Contrôle fiscal 2025 : l’IA de Bercy a déjà permis 2,8 milliards de redressements, êtes-vous désormais plus exposé sans le savoir ?
En 2025, le contrôle fiscal français bat des records, porté par des algorithmes devenus centraux à Bercy. Qui ces outils d’intelligence artificielle ciblent-ils désormais, et avec quelles conséquences pour les contribuables et les entreprises ?

Les chiffres sont tombés et ils donnent le ton : le ministère de l’Économie et des Finances a présenté le bilan 2025 du contrôle fiscal, avec des montants record réclamés aux contribuables. Derrière ces résultats, un acteur discret mais désormais central s’impose dans les coulisses de Bercy : l’intelligence artificielle, chargée d’aider les services à repérer les dossiers les plus risqués.
En 2025, la Direction générale des Finances publiques a identifié pour **17,1 milliards d’euros** de droits et pénalités, un niveau inédit, dont **2,8 milliards d’euros** attribués directement aux outils d’IA utilisés pour le ciblage des contrôles. La contribution globale du contrôle fiscal atteint même **25,5 milliards d’euros** pour les finances publiques. Une montée en puissance qui pose une question très concrète pour les particuliers comme pour les entreprises : comment, exactement, l’IA change-t-elle la donne lors d’un contrôle fiscal ?
Contrôle fiscal 2025 : des records tirés par l’intelligence artificielle
Selon les données reprises par Capital à partir du bilan présenté le mardi 7 avril, les sommes notifiées par l’administration ont franchi la barre des 17,1 milliards d’euros, soit environ 3 % de plus qu’en 2024, année déjà record avec 16,7 milliards d’euros. Dans ce total, les redressements liés au recours à l’IA représentent 2,8 milliards d’euros en 2025, contre 2,5 milliards un an plus tôt, ce qui montre une monté progressive de ce levier dans l’arsenal de Bercy.
Au cœur de ce dispositif, une technique issue du monde de la donnée : le « data mining », c’est à dire l’exploration automatisée de masses d’informations fiscales pour faire ressortir les cas suspects. Pour décrire ce ciblage, La Dépêche explique qu’il permet de repérer « les anomalies, d’identifier les schémas complexes et d’augmenter le rendement des opérations ». D’après les chiffres rapportés par Capital, cette technologie a permit de procéder à plus de 57% des contrôles réalisés auprès des entreprises et plus de 63% des contrôles visant les particuliers, signe qu’elle sert désormais de filtre principal pour orienter les vérifications.

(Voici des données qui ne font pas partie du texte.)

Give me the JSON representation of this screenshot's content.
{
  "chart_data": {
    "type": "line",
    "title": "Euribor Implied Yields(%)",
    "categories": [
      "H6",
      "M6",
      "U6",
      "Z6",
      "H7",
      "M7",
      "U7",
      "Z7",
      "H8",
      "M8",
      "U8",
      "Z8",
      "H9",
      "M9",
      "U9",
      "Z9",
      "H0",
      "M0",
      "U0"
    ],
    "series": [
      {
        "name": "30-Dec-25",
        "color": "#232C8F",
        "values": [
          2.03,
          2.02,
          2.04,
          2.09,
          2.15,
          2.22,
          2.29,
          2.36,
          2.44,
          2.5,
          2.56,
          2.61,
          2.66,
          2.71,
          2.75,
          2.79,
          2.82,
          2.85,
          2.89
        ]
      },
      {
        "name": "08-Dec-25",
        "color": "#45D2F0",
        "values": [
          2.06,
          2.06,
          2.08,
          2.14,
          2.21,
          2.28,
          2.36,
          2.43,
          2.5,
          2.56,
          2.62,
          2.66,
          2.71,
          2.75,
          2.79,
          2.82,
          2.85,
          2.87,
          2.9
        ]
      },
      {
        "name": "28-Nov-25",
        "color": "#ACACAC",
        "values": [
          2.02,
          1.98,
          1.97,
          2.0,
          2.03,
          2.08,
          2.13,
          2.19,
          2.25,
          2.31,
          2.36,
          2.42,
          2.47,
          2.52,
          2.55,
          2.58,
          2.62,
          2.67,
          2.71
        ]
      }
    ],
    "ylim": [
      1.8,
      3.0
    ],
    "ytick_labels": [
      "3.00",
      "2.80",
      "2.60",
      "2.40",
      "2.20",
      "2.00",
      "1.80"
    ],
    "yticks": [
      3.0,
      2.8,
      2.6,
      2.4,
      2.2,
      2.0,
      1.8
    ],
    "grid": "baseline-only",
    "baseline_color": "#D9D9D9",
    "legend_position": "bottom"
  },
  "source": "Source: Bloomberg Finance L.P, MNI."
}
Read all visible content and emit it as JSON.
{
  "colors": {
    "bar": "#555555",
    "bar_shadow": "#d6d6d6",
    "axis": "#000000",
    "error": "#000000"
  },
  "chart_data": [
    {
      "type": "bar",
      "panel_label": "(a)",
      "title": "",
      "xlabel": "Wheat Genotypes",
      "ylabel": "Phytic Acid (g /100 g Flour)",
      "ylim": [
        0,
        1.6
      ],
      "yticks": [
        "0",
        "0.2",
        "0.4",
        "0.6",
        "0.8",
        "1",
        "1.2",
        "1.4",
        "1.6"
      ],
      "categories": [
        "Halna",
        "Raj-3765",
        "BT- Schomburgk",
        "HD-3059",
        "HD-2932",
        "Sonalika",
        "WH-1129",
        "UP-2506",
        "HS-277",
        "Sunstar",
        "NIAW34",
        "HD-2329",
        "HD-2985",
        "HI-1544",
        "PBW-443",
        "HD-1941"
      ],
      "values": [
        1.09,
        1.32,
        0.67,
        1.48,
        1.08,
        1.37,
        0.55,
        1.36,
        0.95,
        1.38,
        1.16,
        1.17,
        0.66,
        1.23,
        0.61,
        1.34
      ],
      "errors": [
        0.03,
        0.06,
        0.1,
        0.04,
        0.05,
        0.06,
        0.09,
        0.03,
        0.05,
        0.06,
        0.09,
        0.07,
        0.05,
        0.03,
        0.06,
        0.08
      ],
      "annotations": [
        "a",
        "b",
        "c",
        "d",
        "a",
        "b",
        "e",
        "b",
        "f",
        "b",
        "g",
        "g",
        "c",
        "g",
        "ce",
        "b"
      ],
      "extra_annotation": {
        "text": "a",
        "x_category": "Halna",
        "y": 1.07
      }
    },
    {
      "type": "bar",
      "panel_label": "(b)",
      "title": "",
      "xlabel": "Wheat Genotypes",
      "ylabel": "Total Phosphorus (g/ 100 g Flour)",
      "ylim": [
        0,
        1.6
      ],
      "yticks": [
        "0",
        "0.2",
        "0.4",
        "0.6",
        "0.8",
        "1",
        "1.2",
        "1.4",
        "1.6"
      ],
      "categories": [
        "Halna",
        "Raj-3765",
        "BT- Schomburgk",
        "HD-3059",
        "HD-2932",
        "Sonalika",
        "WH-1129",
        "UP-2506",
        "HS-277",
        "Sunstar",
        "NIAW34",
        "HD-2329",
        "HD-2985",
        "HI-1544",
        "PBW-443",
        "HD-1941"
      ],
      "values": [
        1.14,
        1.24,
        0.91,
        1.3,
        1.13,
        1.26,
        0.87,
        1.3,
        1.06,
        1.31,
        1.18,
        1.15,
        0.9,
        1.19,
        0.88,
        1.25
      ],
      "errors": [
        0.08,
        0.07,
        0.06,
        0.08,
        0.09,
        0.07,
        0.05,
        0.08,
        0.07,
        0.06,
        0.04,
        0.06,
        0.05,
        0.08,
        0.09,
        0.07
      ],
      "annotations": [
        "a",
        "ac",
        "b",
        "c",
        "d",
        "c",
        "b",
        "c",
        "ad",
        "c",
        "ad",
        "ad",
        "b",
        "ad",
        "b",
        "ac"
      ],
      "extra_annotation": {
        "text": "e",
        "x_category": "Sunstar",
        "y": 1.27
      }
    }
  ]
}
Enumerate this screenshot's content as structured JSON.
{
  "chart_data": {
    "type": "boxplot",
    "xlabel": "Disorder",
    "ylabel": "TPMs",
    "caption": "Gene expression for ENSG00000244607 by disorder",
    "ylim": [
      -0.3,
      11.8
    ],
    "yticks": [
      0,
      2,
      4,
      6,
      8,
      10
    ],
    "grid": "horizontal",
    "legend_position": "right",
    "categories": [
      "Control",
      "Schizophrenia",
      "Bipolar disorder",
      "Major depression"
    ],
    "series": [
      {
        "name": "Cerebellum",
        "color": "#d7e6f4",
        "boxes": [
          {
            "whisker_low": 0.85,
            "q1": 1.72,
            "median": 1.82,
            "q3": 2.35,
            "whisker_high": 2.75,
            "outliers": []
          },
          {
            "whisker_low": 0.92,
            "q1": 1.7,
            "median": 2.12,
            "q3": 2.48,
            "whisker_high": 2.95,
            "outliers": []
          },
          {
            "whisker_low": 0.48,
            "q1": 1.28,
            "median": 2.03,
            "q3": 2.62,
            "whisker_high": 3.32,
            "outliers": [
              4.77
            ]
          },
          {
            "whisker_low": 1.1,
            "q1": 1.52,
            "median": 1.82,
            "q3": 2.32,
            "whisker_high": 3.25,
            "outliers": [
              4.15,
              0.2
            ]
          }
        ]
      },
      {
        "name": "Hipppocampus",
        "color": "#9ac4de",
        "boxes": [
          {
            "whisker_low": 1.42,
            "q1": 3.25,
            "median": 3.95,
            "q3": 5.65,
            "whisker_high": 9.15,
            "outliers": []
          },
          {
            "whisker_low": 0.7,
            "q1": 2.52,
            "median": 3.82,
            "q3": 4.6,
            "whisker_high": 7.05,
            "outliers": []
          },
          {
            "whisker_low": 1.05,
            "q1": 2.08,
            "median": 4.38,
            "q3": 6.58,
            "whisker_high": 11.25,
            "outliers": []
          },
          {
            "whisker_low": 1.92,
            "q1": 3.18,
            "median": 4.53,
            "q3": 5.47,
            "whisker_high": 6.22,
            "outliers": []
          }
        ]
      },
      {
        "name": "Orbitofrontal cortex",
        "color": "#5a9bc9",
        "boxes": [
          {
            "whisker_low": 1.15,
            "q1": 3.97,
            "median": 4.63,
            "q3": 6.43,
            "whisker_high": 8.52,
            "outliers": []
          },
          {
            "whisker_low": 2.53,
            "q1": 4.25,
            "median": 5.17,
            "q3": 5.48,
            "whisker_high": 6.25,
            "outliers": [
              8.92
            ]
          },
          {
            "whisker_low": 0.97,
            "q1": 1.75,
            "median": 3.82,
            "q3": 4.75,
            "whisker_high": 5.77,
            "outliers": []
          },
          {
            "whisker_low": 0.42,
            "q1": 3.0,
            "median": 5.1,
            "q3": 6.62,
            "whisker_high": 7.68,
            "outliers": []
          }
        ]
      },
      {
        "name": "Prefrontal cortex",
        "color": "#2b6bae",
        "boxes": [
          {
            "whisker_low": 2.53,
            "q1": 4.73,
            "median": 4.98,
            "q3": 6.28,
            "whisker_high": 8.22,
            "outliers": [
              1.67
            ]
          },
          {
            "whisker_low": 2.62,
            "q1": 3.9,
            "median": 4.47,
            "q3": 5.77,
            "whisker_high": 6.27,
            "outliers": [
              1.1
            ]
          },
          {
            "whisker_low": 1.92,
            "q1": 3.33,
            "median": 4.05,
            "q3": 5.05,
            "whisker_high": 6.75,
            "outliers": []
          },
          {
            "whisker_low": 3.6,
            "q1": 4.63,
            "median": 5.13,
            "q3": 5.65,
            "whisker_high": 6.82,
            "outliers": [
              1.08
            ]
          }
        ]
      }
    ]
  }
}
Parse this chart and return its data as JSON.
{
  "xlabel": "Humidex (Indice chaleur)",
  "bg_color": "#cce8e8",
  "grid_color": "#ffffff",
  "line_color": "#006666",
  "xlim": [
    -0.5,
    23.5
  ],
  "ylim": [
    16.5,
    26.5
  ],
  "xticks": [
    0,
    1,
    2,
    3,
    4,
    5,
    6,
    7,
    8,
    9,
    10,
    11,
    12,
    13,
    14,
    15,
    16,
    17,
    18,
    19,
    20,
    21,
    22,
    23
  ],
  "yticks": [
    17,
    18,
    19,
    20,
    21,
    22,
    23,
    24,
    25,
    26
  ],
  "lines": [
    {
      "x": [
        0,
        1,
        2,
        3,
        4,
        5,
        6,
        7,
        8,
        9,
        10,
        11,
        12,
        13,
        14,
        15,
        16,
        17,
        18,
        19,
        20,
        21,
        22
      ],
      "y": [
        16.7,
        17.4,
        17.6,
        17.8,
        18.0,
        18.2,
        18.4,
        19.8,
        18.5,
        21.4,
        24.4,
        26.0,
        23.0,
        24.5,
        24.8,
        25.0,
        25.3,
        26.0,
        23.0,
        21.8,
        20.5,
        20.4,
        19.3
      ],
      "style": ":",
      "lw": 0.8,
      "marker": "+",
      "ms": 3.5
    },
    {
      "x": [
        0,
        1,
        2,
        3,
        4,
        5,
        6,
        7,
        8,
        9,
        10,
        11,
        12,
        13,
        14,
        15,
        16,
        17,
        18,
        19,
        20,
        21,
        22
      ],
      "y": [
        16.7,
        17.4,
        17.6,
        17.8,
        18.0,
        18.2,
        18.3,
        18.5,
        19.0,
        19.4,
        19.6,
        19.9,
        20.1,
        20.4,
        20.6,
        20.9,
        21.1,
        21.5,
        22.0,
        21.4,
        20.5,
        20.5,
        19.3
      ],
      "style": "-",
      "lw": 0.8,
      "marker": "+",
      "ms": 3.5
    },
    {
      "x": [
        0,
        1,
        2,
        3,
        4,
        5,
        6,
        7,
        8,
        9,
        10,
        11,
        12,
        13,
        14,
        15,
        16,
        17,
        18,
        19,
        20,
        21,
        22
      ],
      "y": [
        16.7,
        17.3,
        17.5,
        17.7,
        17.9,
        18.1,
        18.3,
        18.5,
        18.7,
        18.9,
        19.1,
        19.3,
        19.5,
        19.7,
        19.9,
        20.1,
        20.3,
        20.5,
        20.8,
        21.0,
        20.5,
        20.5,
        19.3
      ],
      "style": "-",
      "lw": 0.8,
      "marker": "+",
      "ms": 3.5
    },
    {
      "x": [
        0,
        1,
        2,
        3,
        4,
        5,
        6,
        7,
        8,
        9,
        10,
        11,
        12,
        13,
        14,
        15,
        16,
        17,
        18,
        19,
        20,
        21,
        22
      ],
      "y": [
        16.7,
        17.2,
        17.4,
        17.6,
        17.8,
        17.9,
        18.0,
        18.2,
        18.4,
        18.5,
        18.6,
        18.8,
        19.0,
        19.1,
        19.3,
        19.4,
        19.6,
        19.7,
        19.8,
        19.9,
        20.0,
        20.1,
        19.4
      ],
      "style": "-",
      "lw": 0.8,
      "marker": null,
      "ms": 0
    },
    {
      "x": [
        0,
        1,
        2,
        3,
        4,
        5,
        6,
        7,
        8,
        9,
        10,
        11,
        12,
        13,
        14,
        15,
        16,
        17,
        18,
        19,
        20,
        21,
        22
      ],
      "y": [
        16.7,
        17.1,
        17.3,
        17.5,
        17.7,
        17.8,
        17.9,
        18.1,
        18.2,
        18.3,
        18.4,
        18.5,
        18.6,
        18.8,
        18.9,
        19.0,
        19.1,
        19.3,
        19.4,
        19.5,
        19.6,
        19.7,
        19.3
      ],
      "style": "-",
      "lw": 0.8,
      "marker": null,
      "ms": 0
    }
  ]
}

Data mining, nouveaux profils dans le viseur et ce que ça change pour vous
Le profil de la fraude fiscale évolue lui aussi. Les services de l’État décrivent une fraude plus internationalisée, portée par des montages financiers sophistiqués, des flux entre plusieurs pays ou l’usage de sociétés écrans, tandis que certaines formes de fraude sociale marquent le pas. Dans ce contexte, les algorithmes de Bercy agrègent et croisent de grands volumes de données : déclarations fiscales, informations sur les entreprises, flux de TVA, signaux issus de contrôles précédents.
Concrètement, les outils de data mining vont par exemple relever :
- des incohérences récurrentes entre le chiffre d’affaires déclaré et les marges habituellement constatées dans un secteur ;
- des schémas de facturation ou de TVA jugés atypiques au regard du profil d’une entreprise ;
- des liens répétés entre sociétés qui laissent supposer un montage ou l’usage de structures écrans.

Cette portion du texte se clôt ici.